Republican Jordan Cunningham says it’s his passion for the community, coupled with his experience as a Deputy District Attorney and taxpayer advocate, that motivated him to run for the State Assembly.
“If you want to expand our water supply help our small business climate I don’t care if you’re Republican, Democrat or Independent, I want to make that happen.” Cunningham said.
The husband and father of four grew up in Atascadero, eventually settling in Templeton. He’s proud to call the central coast home, but worried about its future.
“I see on the state level a climate where it’s gotten harder and harder to do business. I think we need to turn that around and make some changes there. We’re going to be dealing with the closure of Diablo here in nine years and it’s going to reshape in a lot of ways our local economy.” Cunningham said. “We’ve got 1500 head of household jobs we have to replace in nine years or we’re going to see people moving away and I don’t want to see that. Those are my friends, people I grew up with.”
Job creation, public safety, taxes are among the issues he says he’ll fight for. One of the most important, water.
“I put out a plan which I would love to help see to fruition is to take that desal plant they have at Diablo and repurpose it and pipe it with a 7 mile pipeline to Lopez Lake and be able to use that water locally,” Cunningham said. “I think we have in our grasp the technology to solve our water supply problems here on the central coast.”
Cunningham also wants to get career and technical education back into the forefront of local schools.
“Reaching them early and getting them ready not just for college, but they could go out and be an electrician, or a welder or a plumber or work in an auto shop,”
Cunningham is proud to have hundreds of endorsements ranging from small business owners to the California Teachers Association, farmers, ranchers, law enforcement, including both the San Luis Obispo and Santa Barbara County Sheriff.
“They want people who will go to Sacramento and understand that the people up there in the dome building don’t always understand what it’s like on the ground trying to keep the public safe.” Cunningham said.
But it’s his work as a former prosecutor that’s being used against him by his opponent in attack ads he says are inaccurate.
“My opponent doesn’t have any support from law enforcement she hasn’t worked in it and based on the tenor of the attacks I don’t think she has a very deep understanding of how it works.”
But Cunningham has been criticized for his attack ads against Dawn Ortiz-Legg too.

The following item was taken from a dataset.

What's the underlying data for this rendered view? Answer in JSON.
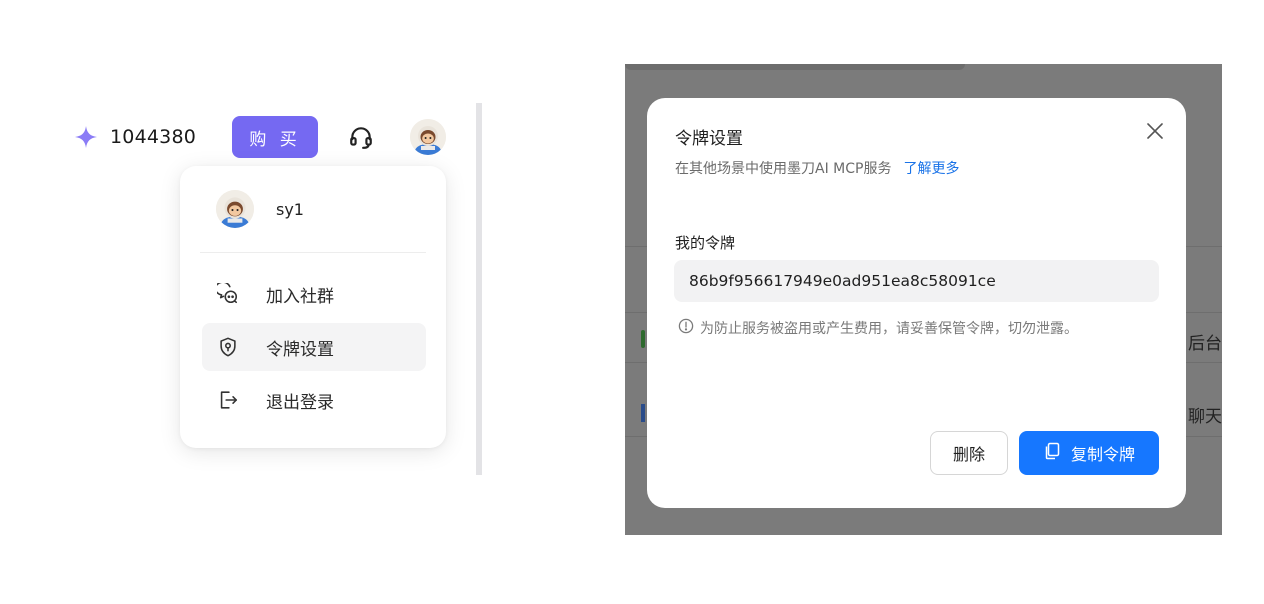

We asked why he chose to run a rather graphic ad showing a Code Pink protest with blood and coffins.
“When they were doing those coffin protests it was august 2005 that made national news. My opponent was organizing for Code Pink locally, according to her own blog, in September and October 2005, so she knew the tactics were used and she participated in protests herself in Bakersfield,” Cunningham said. “While I was prosecuting crimes, serving my community that’s what she was doing.”
Cunningham says he continues to serve his community. He volunteers as a youth sports coach and serves as a trustee on the Templeton Unified School District board and is the president of the Central Coast Taxpayers Association.
“This is my home, if the voters pick me I’ll do the best job I can for them.”